Nowe opłaty w Revolucie
Revolut już teraz pobiera opłaty, gdy zasilamy konto przy użyciu kart służbowych czy międzynarodowych, a także wybranych kart kredytowych wydanych w niektórych państwach. Jak informuje firma, robią to, aby pokryć koszty przetwarzania płatności przez inne podmioty, z którymi współpracują. Dało się to jednak obejść poprzez dodanie karty do Apple Pay lub Google Pay. Teraz już nie będzie takiej możliwości.

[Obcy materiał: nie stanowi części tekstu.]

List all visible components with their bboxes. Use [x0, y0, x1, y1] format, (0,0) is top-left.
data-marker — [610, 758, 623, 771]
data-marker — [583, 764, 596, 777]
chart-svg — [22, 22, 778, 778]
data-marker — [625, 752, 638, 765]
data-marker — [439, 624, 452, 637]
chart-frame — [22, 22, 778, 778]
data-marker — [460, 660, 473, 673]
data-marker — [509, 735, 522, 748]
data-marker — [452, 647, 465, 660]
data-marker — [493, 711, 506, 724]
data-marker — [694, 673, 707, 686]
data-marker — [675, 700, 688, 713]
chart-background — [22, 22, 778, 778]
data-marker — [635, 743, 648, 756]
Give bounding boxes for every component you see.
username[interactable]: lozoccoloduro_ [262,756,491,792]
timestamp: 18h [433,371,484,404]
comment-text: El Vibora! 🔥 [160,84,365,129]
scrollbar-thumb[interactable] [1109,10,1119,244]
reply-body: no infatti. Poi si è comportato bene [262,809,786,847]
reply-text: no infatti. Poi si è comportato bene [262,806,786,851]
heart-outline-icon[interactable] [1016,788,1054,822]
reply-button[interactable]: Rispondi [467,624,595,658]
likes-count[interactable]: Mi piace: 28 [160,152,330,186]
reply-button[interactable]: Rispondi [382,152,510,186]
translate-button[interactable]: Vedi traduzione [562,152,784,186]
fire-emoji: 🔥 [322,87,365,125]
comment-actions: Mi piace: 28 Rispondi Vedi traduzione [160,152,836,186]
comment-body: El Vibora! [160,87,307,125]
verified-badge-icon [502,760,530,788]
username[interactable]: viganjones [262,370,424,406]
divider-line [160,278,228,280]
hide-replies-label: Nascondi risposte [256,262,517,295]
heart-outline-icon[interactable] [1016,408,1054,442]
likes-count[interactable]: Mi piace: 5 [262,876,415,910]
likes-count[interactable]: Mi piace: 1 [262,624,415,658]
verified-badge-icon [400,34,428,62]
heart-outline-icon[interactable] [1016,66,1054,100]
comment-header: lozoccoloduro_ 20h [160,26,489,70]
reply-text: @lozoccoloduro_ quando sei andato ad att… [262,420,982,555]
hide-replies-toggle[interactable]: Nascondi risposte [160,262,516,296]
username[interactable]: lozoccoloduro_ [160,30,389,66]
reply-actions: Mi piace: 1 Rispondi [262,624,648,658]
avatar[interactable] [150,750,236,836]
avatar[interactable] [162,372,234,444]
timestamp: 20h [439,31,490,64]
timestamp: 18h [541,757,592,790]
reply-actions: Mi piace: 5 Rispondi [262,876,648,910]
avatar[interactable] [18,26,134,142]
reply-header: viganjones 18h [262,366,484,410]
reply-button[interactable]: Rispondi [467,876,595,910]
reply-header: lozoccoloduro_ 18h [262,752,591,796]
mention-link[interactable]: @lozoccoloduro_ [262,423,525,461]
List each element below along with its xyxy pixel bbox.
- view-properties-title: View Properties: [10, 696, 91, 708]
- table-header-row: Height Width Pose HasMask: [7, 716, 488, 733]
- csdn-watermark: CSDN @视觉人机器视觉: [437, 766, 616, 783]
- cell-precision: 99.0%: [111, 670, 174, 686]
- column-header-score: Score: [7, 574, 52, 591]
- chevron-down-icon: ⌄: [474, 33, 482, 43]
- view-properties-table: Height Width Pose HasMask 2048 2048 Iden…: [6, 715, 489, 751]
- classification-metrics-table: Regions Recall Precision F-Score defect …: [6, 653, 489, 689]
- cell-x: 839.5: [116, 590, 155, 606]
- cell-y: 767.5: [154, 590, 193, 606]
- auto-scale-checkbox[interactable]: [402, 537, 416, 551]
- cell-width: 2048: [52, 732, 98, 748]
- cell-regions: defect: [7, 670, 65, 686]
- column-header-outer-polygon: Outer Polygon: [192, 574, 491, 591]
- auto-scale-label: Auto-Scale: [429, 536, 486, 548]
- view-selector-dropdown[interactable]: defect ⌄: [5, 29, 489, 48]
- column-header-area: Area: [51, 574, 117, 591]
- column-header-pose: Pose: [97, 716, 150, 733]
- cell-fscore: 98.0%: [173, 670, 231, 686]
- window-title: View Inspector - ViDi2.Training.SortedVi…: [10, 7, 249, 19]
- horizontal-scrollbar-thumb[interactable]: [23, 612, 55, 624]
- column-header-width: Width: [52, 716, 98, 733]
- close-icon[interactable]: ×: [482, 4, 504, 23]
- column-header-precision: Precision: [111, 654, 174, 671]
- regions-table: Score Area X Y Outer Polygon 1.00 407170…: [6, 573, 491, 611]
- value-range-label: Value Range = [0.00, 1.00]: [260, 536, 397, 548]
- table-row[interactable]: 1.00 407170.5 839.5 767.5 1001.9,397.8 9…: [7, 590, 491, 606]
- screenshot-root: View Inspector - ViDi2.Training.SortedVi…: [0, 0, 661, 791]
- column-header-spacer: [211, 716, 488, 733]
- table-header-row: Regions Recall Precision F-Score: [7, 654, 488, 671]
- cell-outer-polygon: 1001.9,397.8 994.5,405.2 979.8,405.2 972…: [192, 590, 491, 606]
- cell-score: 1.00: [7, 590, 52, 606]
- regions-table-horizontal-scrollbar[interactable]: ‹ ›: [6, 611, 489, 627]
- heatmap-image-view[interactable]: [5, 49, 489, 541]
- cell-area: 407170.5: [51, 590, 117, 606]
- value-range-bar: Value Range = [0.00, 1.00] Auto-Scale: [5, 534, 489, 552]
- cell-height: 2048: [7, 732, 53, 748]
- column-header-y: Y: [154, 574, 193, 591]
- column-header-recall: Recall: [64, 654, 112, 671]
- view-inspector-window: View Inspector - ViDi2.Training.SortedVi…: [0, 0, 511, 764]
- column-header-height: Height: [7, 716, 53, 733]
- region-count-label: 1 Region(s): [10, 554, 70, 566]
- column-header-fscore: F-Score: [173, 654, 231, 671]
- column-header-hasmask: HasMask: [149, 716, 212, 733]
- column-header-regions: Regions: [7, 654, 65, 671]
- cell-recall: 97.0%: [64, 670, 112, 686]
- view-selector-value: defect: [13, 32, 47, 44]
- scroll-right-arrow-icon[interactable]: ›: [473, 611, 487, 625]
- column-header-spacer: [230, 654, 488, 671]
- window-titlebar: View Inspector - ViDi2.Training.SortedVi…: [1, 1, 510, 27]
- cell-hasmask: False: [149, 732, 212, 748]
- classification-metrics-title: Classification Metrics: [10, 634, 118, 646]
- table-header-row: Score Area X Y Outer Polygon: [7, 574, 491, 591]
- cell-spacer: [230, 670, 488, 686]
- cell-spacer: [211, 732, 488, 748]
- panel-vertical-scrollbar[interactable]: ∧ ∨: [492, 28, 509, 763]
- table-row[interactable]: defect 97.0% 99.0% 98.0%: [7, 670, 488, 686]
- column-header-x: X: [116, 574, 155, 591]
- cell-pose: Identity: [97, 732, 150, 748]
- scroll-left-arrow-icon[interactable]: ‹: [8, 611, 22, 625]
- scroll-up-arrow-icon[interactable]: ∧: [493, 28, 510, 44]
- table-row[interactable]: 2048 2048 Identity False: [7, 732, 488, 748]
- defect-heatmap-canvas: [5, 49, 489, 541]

Jak poinformował Revolut swoich użytkowników w wiadomości, firma zamierza grać z użytkownikami w otwarte karty i żadna opłata nie będzie ukryta. Użytkownik zawsze będzie wiedział, ile aplikacja pobierze. Kiedy opłata zacznie obowiązywać, przy każdym zasileniu zostanie wyświetlone okno z informacją o jej wysokości. Możesz zaakceptować opłatę i kontynuować, lub wybrać inną metodę zasilenia.
Dobra informacja jest taka, że nadal można uniknąć opłat przy zasilaniu konta za pośrednictwem krajowego przelewu bankowego lub kart, które zgodnie z regulaminem są wolne od dodatkowych opłat.